(Bloomberg) -- The Federal Reserve will face growing pressure to accelerate its planned interest-rate increases after a nearly $300 billion spending package signed into law Friday juices a U.S. economy already souped up on tax cuts.
Economists at banks and consulting companies are busy marking up their economic forecasts in response to the legislation, saying it will help lift growth in 2018 to well above the 1.8 percent rate the Fed reckons is the economy’s long-run potential.
“It does shift the risks to the upside” to both growth and inflation, said former Fed official Peter Hooper, who is now chief economist at Deutsche Bank Securities in New York.

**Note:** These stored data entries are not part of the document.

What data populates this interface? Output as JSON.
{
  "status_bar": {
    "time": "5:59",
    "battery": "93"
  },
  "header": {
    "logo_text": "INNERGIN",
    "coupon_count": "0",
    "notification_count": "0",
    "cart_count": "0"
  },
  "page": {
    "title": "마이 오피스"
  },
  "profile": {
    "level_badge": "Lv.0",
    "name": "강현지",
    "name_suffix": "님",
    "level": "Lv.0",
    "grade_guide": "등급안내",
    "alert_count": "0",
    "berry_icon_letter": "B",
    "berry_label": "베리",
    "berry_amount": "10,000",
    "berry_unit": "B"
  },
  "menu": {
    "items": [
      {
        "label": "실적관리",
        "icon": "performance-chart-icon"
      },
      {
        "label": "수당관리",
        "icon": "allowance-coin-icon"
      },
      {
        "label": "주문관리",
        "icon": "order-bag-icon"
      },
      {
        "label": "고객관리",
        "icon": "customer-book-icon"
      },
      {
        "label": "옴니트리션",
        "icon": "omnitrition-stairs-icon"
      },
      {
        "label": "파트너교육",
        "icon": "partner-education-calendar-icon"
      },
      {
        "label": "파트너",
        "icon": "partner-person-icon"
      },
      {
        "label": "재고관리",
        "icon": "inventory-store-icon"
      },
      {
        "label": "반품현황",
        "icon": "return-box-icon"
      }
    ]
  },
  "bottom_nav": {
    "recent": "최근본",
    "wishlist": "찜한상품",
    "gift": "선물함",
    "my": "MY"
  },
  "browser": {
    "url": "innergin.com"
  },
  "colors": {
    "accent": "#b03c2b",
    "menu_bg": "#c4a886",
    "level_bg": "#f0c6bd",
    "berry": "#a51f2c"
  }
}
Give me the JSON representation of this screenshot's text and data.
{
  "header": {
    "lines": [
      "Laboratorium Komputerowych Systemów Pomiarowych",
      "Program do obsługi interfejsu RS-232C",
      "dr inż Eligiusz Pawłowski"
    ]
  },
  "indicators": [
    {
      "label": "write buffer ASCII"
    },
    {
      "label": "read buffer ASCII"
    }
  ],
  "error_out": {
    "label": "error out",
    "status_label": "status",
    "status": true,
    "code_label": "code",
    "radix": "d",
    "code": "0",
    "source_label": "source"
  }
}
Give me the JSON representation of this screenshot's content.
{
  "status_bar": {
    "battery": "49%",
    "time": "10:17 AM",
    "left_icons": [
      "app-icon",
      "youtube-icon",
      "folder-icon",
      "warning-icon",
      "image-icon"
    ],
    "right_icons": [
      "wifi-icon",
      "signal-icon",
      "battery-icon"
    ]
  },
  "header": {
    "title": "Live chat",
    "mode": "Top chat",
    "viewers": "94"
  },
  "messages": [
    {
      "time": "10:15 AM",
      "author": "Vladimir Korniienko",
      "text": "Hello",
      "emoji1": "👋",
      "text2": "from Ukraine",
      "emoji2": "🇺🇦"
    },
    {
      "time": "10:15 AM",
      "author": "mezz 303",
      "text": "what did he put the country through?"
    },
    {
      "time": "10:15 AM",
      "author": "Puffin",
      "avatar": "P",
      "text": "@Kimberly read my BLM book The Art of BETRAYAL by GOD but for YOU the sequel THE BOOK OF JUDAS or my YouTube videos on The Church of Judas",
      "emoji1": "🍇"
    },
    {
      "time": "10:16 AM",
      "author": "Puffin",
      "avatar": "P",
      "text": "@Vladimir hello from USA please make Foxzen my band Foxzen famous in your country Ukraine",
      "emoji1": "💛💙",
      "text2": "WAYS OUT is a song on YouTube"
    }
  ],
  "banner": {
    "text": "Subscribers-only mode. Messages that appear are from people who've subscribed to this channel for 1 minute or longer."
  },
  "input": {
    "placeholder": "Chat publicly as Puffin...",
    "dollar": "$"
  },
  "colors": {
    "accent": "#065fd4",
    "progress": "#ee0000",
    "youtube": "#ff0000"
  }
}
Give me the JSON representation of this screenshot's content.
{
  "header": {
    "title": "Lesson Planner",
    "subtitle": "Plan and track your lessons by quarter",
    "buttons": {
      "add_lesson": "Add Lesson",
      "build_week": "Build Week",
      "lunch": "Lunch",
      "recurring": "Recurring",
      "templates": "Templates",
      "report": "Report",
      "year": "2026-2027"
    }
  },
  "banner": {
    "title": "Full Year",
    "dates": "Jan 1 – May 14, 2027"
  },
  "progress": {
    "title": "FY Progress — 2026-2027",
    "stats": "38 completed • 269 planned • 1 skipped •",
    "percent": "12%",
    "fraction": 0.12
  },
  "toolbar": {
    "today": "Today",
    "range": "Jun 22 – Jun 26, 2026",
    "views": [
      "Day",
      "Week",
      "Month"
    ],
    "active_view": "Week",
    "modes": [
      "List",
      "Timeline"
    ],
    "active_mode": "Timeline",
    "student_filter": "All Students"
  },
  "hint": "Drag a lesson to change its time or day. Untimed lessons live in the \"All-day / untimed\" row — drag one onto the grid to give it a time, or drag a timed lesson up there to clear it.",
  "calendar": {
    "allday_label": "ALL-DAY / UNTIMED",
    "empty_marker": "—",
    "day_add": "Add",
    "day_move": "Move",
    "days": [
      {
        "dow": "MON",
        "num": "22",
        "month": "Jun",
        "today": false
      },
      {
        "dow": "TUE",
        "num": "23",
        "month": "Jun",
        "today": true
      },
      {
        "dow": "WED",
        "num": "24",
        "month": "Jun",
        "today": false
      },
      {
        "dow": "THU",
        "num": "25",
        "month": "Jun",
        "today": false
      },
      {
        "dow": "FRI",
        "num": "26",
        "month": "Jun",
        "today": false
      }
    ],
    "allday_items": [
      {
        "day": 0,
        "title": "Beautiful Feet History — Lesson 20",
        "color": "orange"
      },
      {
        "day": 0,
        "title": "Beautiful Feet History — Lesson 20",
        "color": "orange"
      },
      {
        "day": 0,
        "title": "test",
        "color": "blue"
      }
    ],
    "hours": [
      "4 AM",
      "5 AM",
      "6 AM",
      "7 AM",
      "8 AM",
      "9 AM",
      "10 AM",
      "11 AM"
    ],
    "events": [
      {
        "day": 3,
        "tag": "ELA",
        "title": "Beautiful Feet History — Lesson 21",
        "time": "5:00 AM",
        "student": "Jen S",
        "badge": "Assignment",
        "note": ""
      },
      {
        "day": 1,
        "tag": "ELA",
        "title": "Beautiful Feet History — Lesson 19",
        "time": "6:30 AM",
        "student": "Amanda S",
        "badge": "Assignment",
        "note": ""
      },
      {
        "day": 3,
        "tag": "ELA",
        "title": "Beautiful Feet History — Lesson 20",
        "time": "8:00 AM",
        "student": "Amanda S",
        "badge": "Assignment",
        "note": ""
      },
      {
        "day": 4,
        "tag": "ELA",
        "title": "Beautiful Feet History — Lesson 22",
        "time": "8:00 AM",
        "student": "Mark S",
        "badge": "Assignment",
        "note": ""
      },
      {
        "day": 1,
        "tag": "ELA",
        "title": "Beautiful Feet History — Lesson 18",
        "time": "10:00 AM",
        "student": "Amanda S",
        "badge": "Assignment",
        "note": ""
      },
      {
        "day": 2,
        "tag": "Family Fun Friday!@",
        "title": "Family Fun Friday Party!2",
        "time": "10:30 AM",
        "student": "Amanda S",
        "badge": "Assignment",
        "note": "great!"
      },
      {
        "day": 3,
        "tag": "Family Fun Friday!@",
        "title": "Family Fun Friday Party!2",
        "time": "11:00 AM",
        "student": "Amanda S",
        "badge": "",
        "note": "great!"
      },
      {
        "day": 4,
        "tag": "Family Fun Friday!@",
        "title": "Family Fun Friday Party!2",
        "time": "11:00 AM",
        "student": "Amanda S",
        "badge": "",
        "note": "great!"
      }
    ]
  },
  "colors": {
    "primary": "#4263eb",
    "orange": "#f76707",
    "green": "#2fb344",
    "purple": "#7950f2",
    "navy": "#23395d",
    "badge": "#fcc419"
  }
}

In their last quarterly projection in December, Fed officials penciled in three rate increases for this year, according to the median forecast in their so-called dot plot. They tacitly reaffirmed that view this week as they played down the economic impact of the recent stock market rout.
“So far, I’d say this is small potatoes,” New York Fed President William Dudley said Thursday in a Bloomberg Television and Radio interview.
In a note to clients Friday, JPMorgan Chase & Co. chief U.S. economist Michael Feroli raised his forecast for growth this year to 2.6 percent, from 2.2 percent previously, and for next year to 1.9 percent from 1.6 percent. He also reaffirmed his call that the Fed will raise rates four times this year and next.
“We are now more confident that the Fed will need to move more aggressively than either the market or the dots currently anticipate,” said Feroli, a former Fed researcher.
Hooper said he too is more comfortable with his prediction that the Fed under new Chairman Jerome Powell will boost rates four times in 2018.
He reckons that the additional government expenditure will raise growth this year by 0.4 percentage point, potentially lifting Deutsche Bank’s economic growth forecast to 3 percent in 2018.
Mark Zandi, chief economist at Moody’s Analytics Inc., also sees as much as a 0.4 percentage point lift to 2018 growth from the budget package, adding that it comes at a time when the economy is already operating at its limits.
“It will fuel inflationary pressures,” Zandi said in an email. “How much inflation accelerates depends on how aggressively the Fed responds.”
Feroli said the extra growth will drive the unemployment rate even lower. He sees it dropping to 3.2 percent by the end of next year, from a near 17-year low of 4.1 percent in January.
That would leave joblessness well below the 4.6 percent level that Fed officials think is sustainable in the long run, according to their December projections.
Stephen Stanley, chief economist of Amherst Pierpont Securities LLC, said the Fed could get a little breathing room if the tax cut package lifts the potential growth rate of the economy -- as he expects.
Feroli though argued that the central bank may not be able to delay its response to see whether such long-term benefits show through.
“The Fed doesn’t have the luxury to wait,” he said.